Martin aber zog seine Tasche hervor und holte ein kleines Päckchen hervor.
»Dann öffne dieses Geschenk an dich und überzeuge dich selbst.«
Elisa freute sich und öffnete das Papier. Und da strahlte ihr auch schon der Stern entgegen.
»Ich sehe es, kann es aber noch immer nicht glauben. Du hast mir tatsächlich einen Stern vom Himmel geholt.«
Sie küsste Martin und drückte ihn fest an sich.
»Ich habe noch einen zweiten Stern. Er soll uns für die Zukunft helfen. Ich weiß noch nicht wie, aber der Steuermann sagte, dass ich es bald erfahren würde.«
Er griff erneut in die Tasche und holte einen zweiten leuchtenden Stern hervor. Sein Licht glühte, wurde aber rasch dunkler, bis es ganz verschwand. Zurück blieb ein großer, glitzernder Diamant.

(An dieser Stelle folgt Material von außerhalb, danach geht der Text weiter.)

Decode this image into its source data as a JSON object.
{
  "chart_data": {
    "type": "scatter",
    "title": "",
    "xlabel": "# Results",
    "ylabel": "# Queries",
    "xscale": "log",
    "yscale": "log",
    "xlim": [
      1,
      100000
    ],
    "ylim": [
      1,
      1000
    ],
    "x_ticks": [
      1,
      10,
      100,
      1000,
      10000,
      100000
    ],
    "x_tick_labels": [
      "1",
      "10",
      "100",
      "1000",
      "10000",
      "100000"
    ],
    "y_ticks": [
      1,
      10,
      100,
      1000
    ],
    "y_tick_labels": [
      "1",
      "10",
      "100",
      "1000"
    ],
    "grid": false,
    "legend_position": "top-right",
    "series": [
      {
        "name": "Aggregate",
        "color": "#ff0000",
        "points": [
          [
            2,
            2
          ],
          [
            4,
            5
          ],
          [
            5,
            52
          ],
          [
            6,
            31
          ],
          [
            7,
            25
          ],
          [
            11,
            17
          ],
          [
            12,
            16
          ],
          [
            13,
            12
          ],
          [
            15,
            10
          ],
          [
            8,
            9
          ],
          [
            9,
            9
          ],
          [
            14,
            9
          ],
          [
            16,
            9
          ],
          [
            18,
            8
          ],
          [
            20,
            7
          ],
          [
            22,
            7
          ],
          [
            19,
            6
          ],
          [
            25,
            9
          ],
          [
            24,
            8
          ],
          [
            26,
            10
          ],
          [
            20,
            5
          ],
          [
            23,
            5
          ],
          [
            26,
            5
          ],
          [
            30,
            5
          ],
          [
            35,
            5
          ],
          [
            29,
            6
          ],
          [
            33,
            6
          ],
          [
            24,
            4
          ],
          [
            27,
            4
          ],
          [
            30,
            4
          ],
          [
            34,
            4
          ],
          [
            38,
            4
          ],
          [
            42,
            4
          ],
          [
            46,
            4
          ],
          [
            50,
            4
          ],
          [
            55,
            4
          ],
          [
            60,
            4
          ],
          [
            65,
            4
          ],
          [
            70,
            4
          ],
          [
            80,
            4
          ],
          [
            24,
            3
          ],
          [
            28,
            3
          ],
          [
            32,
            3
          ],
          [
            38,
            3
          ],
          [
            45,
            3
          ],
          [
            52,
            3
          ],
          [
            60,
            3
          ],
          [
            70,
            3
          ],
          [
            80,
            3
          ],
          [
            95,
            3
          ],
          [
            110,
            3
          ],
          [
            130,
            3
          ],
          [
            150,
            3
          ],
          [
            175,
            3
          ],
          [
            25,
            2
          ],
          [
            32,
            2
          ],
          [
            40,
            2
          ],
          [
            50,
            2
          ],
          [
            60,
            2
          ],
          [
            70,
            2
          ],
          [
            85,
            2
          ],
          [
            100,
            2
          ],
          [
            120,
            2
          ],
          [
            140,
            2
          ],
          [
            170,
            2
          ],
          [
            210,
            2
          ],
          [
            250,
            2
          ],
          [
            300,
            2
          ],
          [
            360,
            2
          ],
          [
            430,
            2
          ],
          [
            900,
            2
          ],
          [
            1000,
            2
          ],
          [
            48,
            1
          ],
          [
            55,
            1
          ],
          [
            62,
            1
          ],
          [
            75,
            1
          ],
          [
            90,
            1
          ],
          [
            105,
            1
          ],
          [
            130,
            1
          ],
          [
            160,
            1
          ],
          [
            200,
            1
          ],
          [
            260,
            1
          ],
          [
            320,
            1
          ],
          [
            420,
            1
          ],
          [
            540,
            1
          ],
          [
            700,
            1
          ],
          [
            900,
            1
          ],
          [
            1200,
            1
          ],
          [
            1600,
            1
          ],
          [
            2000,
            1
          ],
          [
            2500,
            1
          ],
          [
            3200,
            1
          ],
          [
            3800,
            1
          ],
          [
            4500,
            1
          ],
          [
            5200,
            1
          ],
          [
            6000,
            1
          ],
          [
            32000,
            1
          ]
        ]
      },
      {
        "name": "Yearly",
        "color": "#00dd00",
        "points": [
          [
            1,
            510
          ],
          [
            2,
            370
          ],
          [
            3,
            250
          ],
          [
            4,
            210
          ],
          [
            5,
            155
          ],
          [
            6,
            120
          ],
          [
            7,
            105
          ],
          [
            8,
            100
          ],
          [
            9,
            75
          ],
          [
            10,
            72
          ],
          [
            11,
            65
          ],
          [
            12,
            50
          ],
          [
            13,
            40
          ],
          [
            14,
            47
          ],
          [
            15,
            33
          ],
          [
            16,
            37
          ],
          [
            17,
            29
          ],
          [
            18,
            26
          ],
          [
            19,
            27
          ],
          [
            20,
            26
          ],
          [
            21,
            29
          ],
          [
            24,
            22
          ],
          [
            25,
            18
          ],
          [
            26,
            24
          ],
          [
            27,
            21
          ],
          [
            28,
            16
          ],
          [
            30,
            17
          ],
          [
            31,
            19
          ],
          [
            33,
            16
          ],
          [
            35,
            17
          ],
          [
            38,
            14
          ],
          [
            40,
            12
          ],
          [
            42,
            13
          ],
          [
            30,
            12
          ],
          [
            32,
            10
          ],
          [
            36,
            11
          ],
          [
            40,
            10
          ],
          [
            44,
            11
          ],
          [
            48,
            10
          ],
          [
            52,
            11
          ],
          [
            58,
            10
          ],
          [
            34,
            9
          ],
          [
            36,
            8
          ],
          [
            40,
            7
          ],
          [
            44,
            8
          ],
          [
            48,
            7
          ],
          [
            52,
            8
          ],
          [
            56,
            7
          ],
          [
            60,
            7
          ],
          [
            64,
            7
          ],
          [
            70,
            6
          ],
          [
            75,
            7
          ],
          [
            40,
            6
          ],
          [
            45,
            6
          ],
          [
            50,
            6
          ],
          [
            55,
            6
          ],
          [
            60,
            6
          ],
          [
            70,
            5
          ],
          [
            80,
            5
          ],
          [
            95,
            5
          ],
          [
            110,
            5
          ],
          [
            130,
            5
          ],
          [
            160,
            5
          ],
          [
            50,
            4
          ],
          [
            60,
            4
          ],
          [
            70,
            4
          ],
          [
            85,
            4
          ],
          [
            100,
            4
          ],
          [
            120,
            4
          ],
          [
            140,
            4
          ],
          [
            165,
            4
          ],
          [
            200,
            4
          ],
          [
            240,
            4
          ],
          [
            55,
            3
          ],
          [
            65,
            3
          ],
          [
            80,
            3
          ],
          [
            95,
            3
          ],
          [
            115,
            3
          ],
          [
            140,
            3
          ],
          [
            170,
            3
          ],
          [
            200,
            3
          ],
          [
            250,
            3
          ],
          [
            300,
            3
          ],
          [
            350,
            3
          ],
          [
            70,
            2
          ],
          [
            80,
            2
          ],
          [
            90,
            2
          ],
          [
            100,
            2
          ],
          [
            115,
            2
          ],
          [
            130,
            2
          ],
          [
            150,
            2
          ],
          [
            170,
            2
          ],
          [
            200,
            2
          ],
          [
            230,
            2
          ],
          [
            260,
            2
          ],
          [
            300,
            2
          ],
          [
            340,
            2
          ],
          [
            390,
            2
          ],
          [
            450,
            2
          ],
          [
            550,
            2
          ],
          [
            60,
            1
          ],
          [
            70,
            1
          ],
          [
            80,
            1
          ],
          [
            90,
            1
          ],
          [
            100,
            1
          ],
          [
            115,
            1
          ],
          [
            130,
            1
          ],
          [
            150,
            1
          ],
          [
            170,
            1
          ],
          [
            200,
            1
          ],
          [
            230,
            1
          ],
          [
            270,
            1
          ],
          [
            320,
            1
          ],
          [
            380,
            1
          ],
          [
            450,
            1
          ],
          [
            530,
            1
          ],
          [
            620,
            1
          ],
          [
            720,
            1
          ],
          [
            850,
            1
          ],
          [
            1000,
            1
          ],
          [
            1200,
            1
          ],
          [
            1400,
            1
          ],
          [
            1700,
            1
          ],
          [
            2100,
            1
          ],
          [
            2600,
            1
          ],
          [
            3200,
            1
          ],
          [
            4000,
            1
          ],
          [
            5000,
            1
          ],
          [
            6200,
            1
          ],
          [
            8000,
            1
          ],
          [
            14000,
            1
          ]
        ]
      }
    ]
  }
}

»Damit haben wir für den Rest unseres Lebens ausgesorgt, mein lieber Martin. Wir sind reich und werden niemals Hunger leiden müssen. Die letzte Nacht war für uns beide ein großer Glücksfall.«

Und so kam es dann auch. Martin und Elisa heirateten bald und lebten glücklich und mussten niemals mehr an die ärmeren Zeiten denken.